Мы должны были сойти с поезда в Фонди, и поэтому после Террачины я велела Розетте быть наготове. Мои родители жили в горах, в деревушке недалеко от
Валлекорсы, там у них был домик и немного земли; от Фонди до них было около часа езды автомобилем. Но возле холма, за которым начинается долина, где расположен Фонди, наш поезд остановился как раз против деревни Монте Сан Биаджо, находящейся на этом холме, и я увидела, что все сходят. Немцы сошли еще в Террачине, и в поезде к тому времени оставались одни итальянцы. Теперь сошли все, мы с Розеттой оказались одни в пустом купе, и мне как-то сразу стало легче, к тому же погода стояла прекрасная, и мы скоро должны были приехать в Фонди, а оттуда двинуться дальше, к моим родителям. Поезд стоял, но я уже привыкла к этому и не удивлялась, а только сказала Розетте:
- Вот увидишь, в деревне ты почувствуешь себя совсем другой: будешь есть, спать - и все пойдет хорошо
Я стала говорить ей о том, что мы будем делать в деревне, а поезд все не двигался. Было около часа или двух, стояла страшная жара, и я предложила Розетте:
- Давай закусим,- открыла чемоданчик с продуктами и приготовила два бутерброда с колбасой.
У меня была с собой бутылка вина, я налила стаканчик Розетте и выпила сама. Мы ели, было очень жарко, кругом стояла необыкновенная тишина, из окошка виднелись только платаны вокруг вокзальной площади, белые от пыли, сожженные солнцем, а в их листве трещали цикады, как будто был не сентябрь, а август.

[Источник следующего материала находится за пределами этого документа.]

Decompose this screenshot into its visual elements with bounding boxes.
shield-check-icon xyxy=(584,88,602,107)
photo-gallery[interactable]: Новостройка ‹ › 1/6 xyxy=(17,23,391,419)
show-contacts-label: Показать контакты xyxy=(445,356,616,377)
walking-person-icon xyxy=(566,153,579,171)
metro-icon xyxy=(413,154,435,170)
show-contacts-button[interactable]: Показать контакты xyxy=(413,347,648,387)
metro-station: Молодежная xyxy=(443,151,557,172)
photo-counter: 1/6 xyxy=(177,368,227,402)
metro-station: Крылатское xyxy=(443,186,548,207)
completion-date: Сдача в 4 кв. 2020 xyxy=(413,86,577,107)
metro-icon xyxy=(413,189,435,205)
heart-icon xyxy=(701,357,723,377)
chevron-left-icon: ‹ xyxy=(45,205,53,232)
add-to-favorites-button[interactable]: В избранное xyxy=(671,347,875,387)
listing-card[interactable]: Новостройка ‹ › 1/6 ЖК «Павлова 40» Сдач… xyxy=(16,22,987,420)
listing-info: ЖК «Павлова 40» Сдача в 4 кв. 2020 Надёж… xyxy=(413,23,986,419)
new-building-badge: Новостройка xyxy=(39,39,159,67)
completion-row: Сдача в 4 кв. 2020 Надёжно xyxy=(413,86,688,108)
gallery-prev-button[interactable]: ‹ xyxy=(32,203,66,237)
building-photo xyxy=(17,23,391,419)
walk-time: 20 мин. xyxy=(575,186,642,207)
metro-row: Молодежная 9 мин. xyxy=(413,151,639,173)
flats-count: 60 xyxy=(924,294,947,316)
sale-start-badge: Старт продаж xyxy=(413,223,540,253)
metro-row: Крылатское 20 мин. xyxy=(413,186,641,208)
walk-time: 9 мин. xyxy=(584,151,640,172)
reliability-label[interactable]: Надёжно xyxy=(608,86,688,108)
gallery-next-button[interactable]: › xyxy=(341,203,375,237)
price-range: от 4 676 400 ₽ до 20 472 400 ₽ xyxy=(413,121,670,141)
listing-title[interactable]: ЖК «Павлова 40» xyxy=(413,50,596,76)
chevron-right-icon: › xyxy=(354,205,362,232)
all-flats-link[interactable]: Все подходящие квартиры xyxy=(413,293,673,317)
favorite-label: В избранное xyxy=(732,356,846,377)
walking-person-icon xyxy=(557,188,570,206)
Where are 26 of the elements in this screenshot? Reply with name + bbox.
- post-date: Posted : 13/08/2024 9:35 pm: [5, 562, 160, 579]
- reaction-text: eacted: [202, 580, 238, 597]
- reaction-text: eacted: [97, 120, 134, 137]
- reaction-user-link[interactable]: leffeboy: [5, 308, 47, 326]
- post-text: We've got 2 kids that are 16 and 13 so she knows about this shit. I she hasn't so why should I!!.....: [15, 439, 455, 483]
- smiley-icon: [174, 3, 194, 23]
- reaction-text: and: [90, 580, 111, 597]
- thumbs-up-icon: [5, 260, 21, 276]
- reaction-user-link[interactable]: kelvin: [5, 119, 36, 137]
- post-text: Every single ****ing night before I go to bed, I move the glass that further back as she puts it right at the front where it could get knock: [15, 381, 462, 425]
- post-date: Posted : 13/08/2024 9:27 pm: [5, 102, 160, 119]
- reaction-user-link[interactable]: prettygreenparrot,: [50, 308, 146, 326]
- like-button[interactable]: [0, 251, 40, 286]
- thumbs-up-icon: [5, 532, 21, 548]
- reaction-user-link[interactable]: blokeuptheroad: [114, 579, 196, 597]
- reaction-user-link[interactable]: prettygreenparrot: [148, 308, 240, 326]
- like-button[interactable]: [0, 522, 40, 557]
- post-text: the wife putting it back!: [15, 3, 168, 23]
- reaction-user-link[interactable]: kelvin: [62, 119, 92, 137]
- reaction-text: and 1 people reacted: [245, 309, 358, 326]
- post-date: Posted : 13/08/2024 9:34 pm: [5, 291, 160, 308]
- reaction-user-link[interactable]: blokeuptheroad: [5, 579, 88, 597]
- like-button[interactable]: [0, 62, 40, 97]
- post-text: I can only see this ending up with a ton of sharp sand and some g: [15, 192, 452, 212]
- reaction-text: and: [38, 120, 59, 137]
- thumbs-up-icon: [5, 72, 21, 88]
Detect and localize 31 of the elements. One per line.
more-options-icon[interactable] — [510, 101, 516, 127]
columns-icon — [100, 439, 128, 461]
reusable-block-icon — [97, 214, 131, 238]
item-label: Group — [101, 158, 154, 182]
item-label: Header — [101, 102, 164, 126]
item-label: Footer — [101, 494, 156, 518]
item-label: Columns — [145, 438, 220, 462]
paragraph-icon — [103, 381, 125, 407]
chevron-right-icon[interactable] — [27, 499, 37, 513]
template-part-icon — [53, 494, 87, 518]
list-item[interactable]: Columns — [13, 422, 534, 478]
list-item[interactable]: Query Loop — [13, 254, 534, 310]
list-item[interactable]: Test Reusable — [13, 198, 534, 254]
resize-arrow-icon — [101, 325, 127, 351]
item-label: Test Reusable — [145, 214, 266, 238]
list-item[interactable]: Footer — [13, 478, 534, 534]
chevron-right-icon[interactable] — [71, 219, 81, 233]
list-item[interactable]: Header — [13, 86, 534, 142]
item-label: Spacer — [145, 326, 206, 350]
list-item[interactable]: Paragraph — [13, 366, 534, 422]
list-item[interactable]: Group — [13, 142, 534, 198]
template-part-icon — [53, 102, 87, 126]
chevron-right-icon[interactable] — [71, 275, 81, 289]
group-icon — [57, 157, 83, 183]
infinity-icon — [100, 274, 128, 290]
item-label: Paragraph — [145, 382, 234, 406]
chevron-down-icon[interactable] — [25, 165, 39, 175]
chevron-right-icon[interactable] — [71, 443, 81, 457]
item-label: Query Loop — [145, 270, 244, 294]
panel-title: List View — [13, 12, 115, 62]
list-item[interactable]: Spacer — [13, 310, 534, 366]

Это была настоящая деревня, та деревня, где я родилась и жила до шестнадцати лет, и была она такой, как я ее помнила, с запахом раскаленной пыли, сухого навоза и паленой травы. Я положила ноги на скамейку и невольно воскликнула:
- Как хорошо! Ты слышишь эту тишину? Я просто счастлива, что мы уехали из Рима.
В этот момент дверь купе открылась, и в нее кто-то заглянул.
Это был высокий чернявый железнодорожник, небритый, в расстегнутой тужурке, с фуражкой набекрень. Он вошел к нам и серьезно, почти сердито сказал:
- Приятного аппетита.
Думая, что он голоден, как все в те времена, я ответила, показывая на бумагу с нарезанной колбасой:
- Не угодно ли?
Но он сказал, все больше сердясь:
- Угодно к черту! Вылезайте отсюда. Я сказала:
- Мы едем в Фонди,- и протянула ему билеты, на которые он даже не посмотрел.
- Вы что, не видели, что все сошли? Поезд дальше не идет.